Notes on writing prompts you can actually delete
A good prompt is not the one that gets the model to answer well today. A good prompt is the one you’ll know how to delete a year from now, when the model is twice as capable and your prompt has accumulated three rounds of band-aids.
The “delete test”
Before adding a sentence to a prompt, I ask: will I know which problem this sentence was trying to fix, six months from now? If no — write that problem into the comment above the sentence. If you can’t even articulate the problem, the sentence probably isn’t earning its place.
Hard to delete
"Be very careful with the output format. Make sure to include all required fields. Output should be valid JSON. Do not add commentary."
Easy to delete
// gpt-4o-mini used to drop the // 'confidence' field ~5% of the time // (eval run 2024-11-12) "Return all keys in the schema below, even if the value is null."

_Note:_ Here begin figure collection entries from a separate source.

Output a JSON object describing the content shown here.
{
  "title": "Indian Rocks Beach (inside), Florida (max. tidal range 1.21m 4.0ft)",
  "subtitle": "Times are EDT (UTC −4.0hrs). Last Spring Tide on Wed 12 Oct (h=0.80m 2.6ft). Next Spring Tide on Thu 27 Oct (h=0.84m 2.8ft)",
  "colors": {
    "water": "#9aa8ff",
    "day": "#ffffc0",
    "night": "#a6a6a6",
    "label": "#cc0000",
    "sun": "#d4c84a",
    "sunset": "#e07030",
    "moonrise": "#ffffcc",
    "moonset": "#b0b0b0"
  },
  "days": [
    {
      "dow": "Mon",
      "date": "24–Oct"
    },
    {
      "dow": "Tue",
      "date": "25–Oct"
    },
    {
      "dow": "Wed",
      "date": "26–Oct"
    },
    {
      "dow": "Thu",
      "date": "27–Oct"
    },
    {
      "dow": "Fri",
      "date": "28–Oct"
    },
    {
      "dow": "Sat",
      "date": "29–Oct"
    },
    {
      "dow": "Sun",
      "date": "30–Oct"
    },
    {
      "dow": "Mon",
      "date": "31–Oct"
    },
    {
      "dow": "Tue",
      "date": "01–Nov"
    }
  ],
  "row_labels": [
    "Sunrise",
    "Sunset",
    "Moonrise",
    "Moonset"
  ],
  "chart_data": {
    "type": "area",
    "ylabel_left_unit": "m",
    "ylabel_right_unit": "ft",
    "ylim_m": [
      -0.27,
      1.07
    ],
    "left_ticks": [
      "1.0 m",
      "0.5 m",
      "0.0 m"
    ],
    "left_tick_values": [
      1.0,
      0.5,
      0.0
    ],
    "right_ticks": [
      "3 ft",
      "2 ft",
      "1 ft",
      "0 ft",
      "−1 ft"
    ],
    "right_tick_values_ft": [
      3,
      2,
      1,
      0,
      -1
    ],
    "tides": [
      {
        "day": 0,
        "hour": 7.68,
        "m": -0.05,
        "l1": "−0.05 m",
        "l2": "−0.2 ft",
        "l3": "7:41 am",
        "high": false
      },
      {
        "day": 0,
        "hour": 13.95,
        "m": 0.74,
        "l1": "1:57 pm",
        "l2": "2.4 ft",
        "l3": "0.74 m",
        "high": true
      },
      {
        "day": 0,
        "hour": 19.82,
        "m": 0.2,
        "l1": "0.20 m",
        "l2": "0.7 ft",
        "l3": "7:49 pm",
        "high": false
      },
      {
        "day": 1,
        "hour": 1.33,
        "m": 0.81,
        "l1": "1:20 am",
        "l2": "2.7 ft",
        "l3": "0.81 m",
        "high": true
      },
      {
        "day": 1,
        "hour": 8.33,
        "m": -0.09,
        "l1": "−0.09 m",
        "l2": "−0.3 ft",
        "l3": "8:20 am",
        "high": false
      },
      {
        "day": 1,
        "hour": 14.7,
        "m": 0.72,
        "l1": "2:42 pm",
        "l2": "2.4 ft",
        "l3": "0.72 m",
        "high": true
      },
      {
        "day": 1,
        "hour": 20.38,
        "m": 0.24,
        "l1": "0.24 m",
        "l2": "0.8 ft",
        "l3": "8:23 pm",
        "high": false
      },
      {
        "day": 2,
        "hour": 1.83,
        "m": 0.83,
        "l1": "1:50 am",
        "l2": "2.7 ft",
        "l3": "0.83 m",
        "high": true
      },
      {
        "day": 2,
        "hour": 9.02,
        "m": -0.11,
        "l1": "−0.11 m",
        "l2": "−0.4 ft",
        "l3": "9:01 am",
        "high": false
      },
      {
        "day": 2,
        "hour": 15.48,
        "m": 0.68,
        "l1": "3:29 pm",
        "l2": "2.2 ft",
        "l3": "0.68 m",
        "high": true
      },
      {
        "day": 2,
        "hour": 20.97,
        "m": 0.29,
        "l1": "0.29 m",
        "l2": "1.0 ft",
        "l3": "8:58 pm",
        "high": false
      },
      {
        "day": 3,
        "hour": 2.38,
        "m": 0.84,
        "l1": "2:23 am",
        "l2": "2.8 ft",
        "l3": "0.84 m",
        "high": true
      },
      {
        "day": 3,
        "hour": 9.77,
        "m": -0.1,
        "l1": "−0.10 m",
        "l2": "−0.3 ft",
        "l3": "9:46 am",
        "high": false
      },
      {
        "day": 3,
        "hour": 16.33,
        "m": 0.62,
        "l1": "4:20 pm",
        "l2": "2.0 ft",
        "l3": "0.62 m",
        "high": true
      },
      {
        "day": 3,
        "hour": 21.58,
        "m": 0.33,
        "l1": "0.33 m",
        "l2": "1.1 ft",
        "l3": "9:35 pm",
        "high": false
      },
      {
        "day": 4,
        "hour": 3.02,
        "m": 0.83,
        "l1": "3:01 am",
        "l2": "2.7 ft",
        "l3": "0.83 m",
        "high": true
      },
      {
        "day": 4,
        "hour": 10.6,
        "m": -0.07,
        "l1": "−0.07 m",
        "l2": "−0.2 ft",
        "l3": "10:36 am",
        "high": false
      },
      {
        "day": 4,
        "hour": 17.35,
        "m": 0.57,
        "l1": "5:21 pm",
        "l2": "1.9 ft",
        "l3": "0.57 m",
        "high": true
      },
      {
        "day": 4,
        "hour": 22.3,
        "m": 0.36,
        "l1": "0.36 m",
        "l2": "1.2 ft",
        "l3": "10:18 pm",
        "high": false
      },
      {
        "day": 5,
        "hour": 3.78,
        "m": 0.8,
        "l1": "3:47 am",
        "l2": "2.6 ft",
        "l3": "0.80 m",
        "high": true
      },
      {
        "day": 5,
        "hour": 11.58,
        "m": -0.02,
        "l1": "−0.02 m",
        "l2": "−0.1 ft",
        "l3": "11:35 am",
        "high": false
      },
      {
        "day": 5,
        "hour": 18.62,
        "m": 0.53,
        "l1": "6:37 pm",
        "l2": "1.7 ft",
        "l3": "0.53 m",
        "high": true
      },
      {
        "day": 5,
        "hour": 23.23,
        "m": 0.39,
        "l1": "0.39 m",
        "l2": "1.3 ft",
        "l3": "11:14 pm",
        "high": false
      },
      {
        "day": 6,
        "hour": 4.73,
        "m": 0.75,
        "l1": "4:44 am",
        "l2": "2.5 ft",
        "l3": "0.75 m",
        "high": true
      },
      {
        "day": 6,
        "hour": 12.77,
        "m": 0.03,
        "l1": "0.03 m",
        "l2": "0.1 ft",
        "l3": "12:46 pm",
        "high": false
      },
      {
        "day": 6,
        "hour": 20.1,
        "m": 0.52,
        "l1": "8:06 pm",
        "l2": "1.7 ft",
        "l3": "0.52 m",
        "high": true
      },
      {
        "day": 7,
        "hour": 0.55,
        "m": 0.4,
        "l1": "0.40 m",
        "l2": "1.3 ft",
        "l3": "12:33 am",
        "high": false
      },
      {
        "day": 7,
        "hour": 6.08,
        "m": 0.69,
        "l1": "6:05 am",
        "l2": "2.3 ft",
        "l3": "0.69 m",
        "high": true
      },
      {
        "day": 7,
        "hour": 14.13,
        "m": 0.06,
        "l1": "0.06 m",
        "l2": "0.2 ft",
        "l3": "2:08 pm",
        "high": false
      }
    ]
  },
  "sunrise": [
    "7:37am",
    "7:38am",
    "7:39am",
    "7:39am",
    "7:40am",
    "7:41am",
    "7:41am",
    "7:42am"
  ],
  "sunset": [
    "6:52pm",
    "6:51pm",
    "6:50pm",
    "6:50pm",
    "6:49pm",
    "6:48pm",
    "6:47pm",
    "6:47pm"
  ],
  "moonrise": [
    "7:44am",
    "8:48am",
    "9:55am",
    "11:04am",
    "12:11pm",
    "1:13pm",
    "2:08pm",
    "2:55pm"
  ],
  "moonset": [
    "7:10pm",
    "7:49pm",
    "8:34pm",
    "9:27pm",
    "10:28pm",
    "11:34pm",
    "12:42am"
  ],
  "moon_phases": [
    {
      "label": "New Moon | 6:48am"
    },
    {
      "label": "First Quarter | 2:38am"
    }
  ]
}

The second version is delete-ready. When a future model stops dropping fields, you can find the eval that motivated the line and verify the fix; then the line goes.
Comments are not lipstick
I keep a comment above every guardrail clause saying:
- which model version it was added for,
- which eval was failing,
- when I last re-ran that eval.
This sounds like over-engineering. It is not. It’s the difference between a prompt I can refactor and a prompt that has become a sedimentary rock.
What this changes day-to-day
I write fewer instructions per pass. I let the model fail in eval, then add exactly the clause that fixes the failure, with the comment attached. The prompt grows linearly with the number of distinct failures I’ve cared enough to fix, not with my anxiety on a given Tuesday.